While doing the dinner dishes last night, I realized I had a choice: I could empty the clean dishes out of the dishwasher and load the dinner dishes, OR I could join Philip and the kids in the family room for some play time before bed. Before our Happiness Project, I probably would have opted for doing the dishes so that I could have a clean kitchen before bed. Last night, the new and improved me chose to leave the rinsed dishes in the sink and the clean dishes waiting to be unloaded until morning so that we could hang out as a family.
I brought the camera over and started capturing the moment. I said to Philip, "I'm gonna miss this."
"What?" he asked.
"This.

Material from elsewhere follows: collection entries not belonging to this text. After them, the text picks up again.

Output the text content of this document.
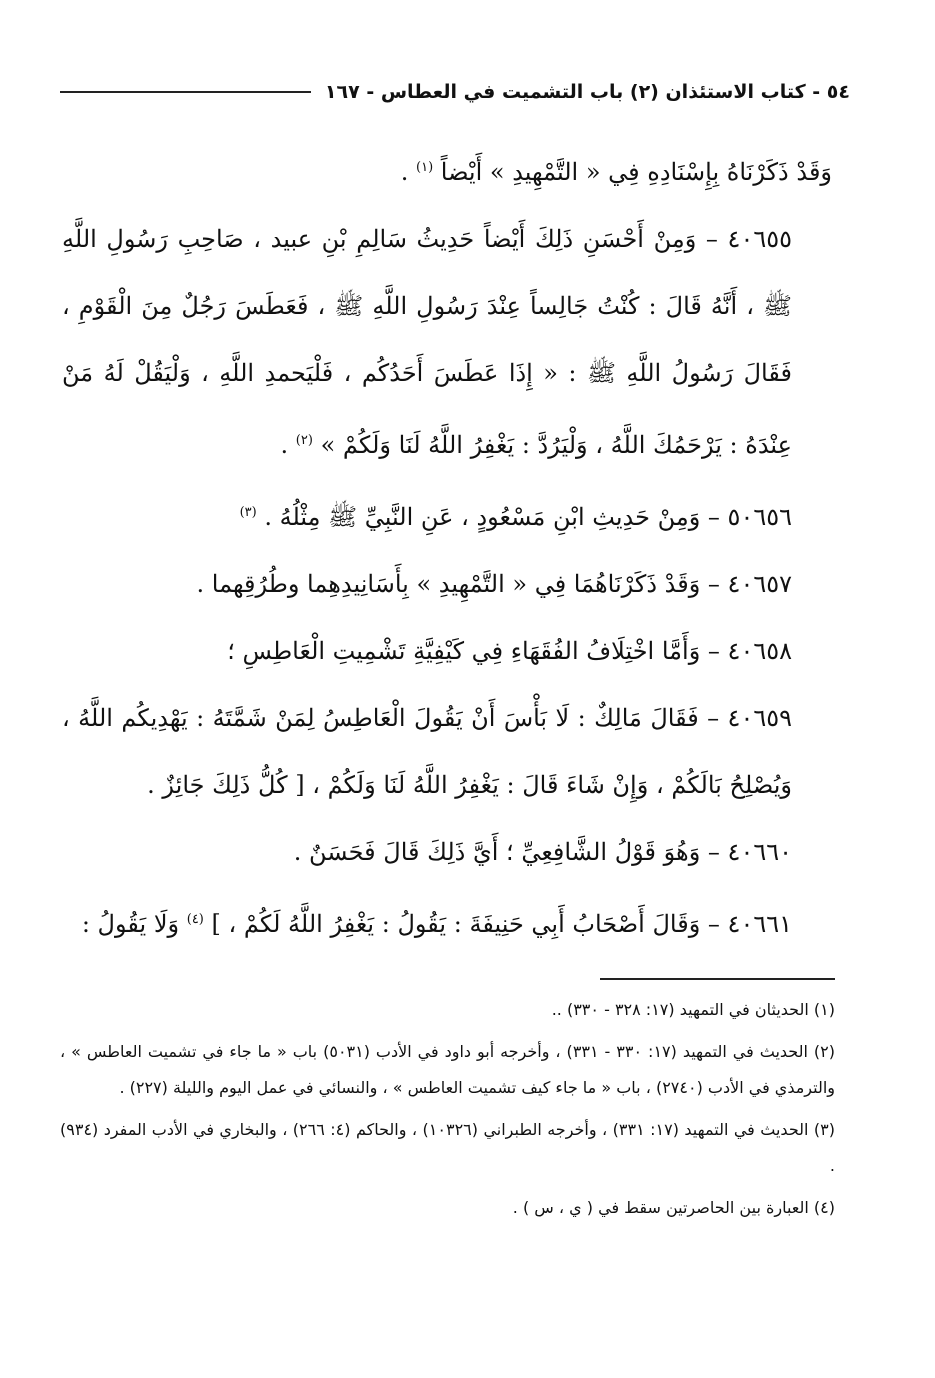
٥٤ - كتاب الاستئذان (٢) باب التشميت في العطاس - ١٦٧

وَقَدْ ذَكَرْنَاهُ بِإِسْنَادِهِ فِي « التَّمْهِيدِ » أَيْضاً $^{(١)}$ .

٤٠٦٥٥ – وَمِنْ أَحْسَنِ ذَلِكَ أَيْضاً حَدِيثُ سَالِمِ بْنِ عبيد ، صَاحِبِ رَسُولِ اللَّهِ ﷺ ، أَنَّهُ قَالَ : كُنْتُ جَالِساً عِنْدَ رَسُولِ اللَّهِ ﷺ ، فَعَطَسَ رَجُلٌ مِنَ الْقَوْمِ ، فَقَالَ رَسُولُ اللَّهِ ﷺ : « إِذَا عَطَسَ أَحَدُكُم ، فَلْيَحمدِ اللَّهِ ، وَلْيَقُلْ لَهُ مَنْ عِنْدَهُ : يَرْحَمُكَ اللَّهُ ، وَلْيَرُدَّ : يَغْفِرُ اللَّهُ لَنَا وَلَكُمْ » $^{(٢)}$ .

٥٠٦٥٦ – وَمِنْ حَدِيثِ ابْنِ مَسْعُودٍ ، عَنِ النَّبِيِّ ﷺ مِثْلُهُ . $^{(٣)}$

٤٠٦٥٧ – وَقَدْ ذَكَرْنَاهُمَا فِي « التَّمْهِيدِ » بِأَسَانِيدِهِما وطُرُقِهما .

٤٠٦٥٨ – وَأَمَّا اخْتِلَافُ الفُقَهَاءِ فِي كَيْفِيَّةِ تَشْمِيتِ الْعَاطِسِ ؛

٤٠٦٥٩ – فَقَالَ مَالِكٌ : لَا بَأْسَ أَنْ يَقُولَ الْعَاطِسُ لِمَنْ شَمَّتَهُ : يَهْدِيكُم اللَّهُ ، وَيُصْلِحُ بَالَكُمْ ، وَإِنْ شَاءَ قَالَ : يَغْفِرُ اللَّهُ لَنَا وَلَكُمْ ، [ كُلُّ ذَلِكَ جَائِزٌ .

٤٠٦٦٠ – وَهُوَ قَوْلُ الشَّافِعِيِّ ؛ أَيَّ ذَلِكَ قَالَ فَحَسَنٌ .

٤٠٦٦١ – وَقَالَ أَصْحَابُ أَبِي حَنِيفَةَ : يَقُولُ : يَغْفِرُ اللَّهُ لَكُمْ ، ] $^{(٤)}$ وَلَا يَقُولُ :

(١) الحديثان في التمهيد (١٧: ٣٢٨ - ٣٣٠) ..

(٢) الحديث في التمهيد (١٧: ٣٣٠ - ٣٣١) ، وأخرجه أبو داود في الأدب (٥٠٣١) باب « ما جاء في تشميت العاطس » ، والترمذي في الأدب (٢٧٤٠) ، باب « ما جاء كيف تشميت العاطس » ، والنسائي في عمل اليوم والليلة (٢٢٧) .

(٣) الحديث في التمهيد (١٧: ٣٣١) ، وأخرجه الطبراني (١٠٣٢٦) ، والحاكم (٤: ٢٦٦) ، والبخاري في الأدب المفرد (٩٣٤) .

(٤) العبارة بين الحاصرتين سقط في ( ي ، س ) .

Before we know it, we'll have kids in evening activities, kids staying up until 9 working on homework, and we won't have this time anymore. We won't get to just hang out as a family after dinner, and we won't have our hour of couple time before bed every night."
So, the dishes waited. And, you know what? It's mid-afternoon the next day, and the dishes are still waiting. It turned out the kids wanted to learn about numbers today.
There was great music, lots of dancing, sunglasses, headbands, a tutu, and some trains.
Harry slept through most of it, but he woke up happy and giggling to the show in front of him. (Those sweet little baby giggles are the best!)
In the midst of the dance party, I noticed that dust was collecting on the entertainment center, the sliding glass door was covered in our pup's nose prints, and the walls could use a good scrubbing. I know this sounds silly, but I was so proud of myself for allowing these things to accumulate. It meant I was learning to let a few things go in exchange for more quality time as a family. Things are still fairly tidy, but more often than not, I'm picking family over housework. The balance is increasing everyone's happiness. If I'm gonna miss this, I better keep choosing this.
To transition to sleepy time, Philip read Jane and Walt a few of their current favorites from the library.
Then, it was off to the dinner table for sharing what we are thankful for, our family decade of the rosary, and prayer time. My favorite part of this time is hearing what the kids have to say as we gather around the table. They don't know it, but the things that they say make Philip and I have to cover our faces in laughter or raise our eyebrows in surprise. The emotional pendulum swings from sentimental and sweet to absolutely hilarious every single night.
One of our November Happiness Project Resolutions is to share what we are thankful for each day. I record these items on looseleaf and store them in our family prayer binder. When Philip asked Jane what she was thankful for last night, Jane said, "Being loved by God." Hearing my little one say something like that in her sweetest, most sincere little voice instantly brought tears to my eyes.
Right on cue, the emotional pendulum swung from sentimental and sweet to hilarious. After everyone shared what they were thankful for, Philip announced that we were praying the 4th Sorrowful Mystery - The Carrying of the Cross, and he displayed our laminated image of the mystery. Jane looked at the picture of Jesus carrying the Cross, and she said, "Aw, poor Jesus. That looks like it is too hard. I think he needs more practice! Where is his friend, Simon?"
I'm gonna miss this.
The days are long, but the years are short.
If I'm gonna miss this, I need to keep choosing this.
I'm gonna miss this if I don't keep choosing this.